Presidium KMS Banten lainnya, Hunainah, mengungkapkan bahwa dirinya merasa sangat prihatin dengan kondisi lingkungan yang hanya bungkam akan keadaan. Hari Selasa tanggal 18 Januari, ia berkesempatan untuk berkunjung ke rumah korban.
Namun, ia mengaku kecewa dengan pihak-pihak yang lebih banyak bungkam, ketimbang mengungkapkan kronologi kejadian.
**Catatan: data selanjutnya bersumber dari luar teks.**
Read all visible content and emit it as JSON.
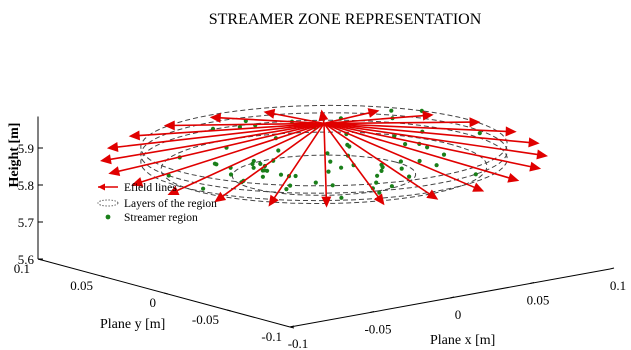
{
  "chart_data": {
    "type": "3d-line-scatter",
    "title": "STREAMER ZONE REPRESENTATION",
    "axes": {
      "x": {
        "label": "Plane x [m]",
        "range": [
          -0.1,
          0.1
        ],
        "ticks": [
          -0.1,
          -0.05,
          0,
          0.05,
          0.1
        ],
        "tick_labels": [
          "-0.1",
          "-0.05",
          "0",
          "0.05",
          "0.1"
        ]
      },
      "y": {
        "label": "Plane y [m]",
        "range": [
          -0.1,
          0.1
        ],
        "ticks": [
          -0.1,
          -0.05,
          0,
          0.05,
          0.1
        ],
        "tick_labels": [
          "-0.1",
          "-0.05",
          "0",
          "0.05",
          "0.1"
        ]
      },
      "z": {
        "label": "Height [m]",
        "range": [
          5.6,
          5.98
        ],
        "ticks": [
          5.6,
          5.7,
          5.8,
          5.9
        ],
        "tick_labels": [
          "5.6",
          "5.7",
          "5.8",
          "5.9"
        ]
      }
    },
    "legend": {
      "placement": "center-left",
      "entries": [
        {
          "label": "Efield lines",
          "style": "red-arrow"
        },
        {
          "label": "Layers of the region",
          "style": "dotted-ellipse"
        },
        {
          "label": "Streamer region",
          "style": "green-dot"
        }
      ]
    },
    "apex": {
      "x": 0.0,
      "y": 0.0,
      "z": 5.98
    },
    "layers": [
      {
        "z": 5.92,
        "radius": 0.09
      },
      {
        "z": 5.9,
        "radius": 0.09
      },
      {
        "z": 5.88,
        "radius": 0.09
      },
      {
        "z": 5.86,
        "radius": 0.08
      },
      {
        "z": 5.84,
        "radius": 0.045
      }
    ],
    "efield_line_count": 24,
    "colors": {
      "efield": "#e00000",
      "layer": "#444444",
      "streamer": "#1a7f1a"
    }
  }
}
Bahkan, Ketua RT, bibi korban, bahkan korban sekalipun diungsikan oleh sang bibi bernama Titin.
“Sangat sedikit informasi yang kami dapatkan, padahal, kalau saja masyarakat terbuka dengan hal ini, sangat diyakini bahwa kedepan akan meminimalisir korban kekerasan seksual,” katanya.
Ia bersama dengan pendamping dari DP3AKB Kota Serang dan LPA Kota Serang, akan melanjutkan proses hukum dengan disertai bukti-bukti dan hukum yang berlaku. Ia juga menyayangkan adanya pernikahan yang dilangsungkan pada Senin malam, oleh salah seorang ustadz setempat, yang dimana pernikahan tersebut lemah hukum baik hukum syariat maupun hukum negara.
“Saya diberi informasi bahwa semalam (kemarin, red), korban dinikahkan oleh ustadz, ini sangat tidak bisa diterima. Karena kami memikirkan perasaan korban, masa mau disatukan dengan pelaku yang besar kemungkinan membuatnya trauma,” ucapnya.
Bahkan, pihaknya tidak akan berhenti sampai kunjungan hari itu saja. Secara persuasif, bersama tim lainnya, ia berupaya mengorek informasi lebih lanjut, untuk memperkuat bukti kepada pihak kepolisian.
“Seharusnya pihak kepolisian juga menilai bagaimana seharusnya penanganan kasus perkosaan ini ditangani, saya juga menyayangkan kepada oknum yang terlibat dalam keberlangsungan pernikahan antara korban dengan tersangka. Kami akan mengawal kasus ini hingga tuntas, agar tidak ada lagi korban kekerasan kepada perempuan, terlebih ini dalam kondisi difabel,” tandasnya.
Dosen Pidana Fakultas Hukum UNPAM, Halimah Humayrah Tuanaya, menyebutkan bahwa Polres Serang Kota keliru telah membebaskan dua tersangka perkosaan. Ia menyampaikan, perkosaan merupakan delik murni, bukan delik aduan.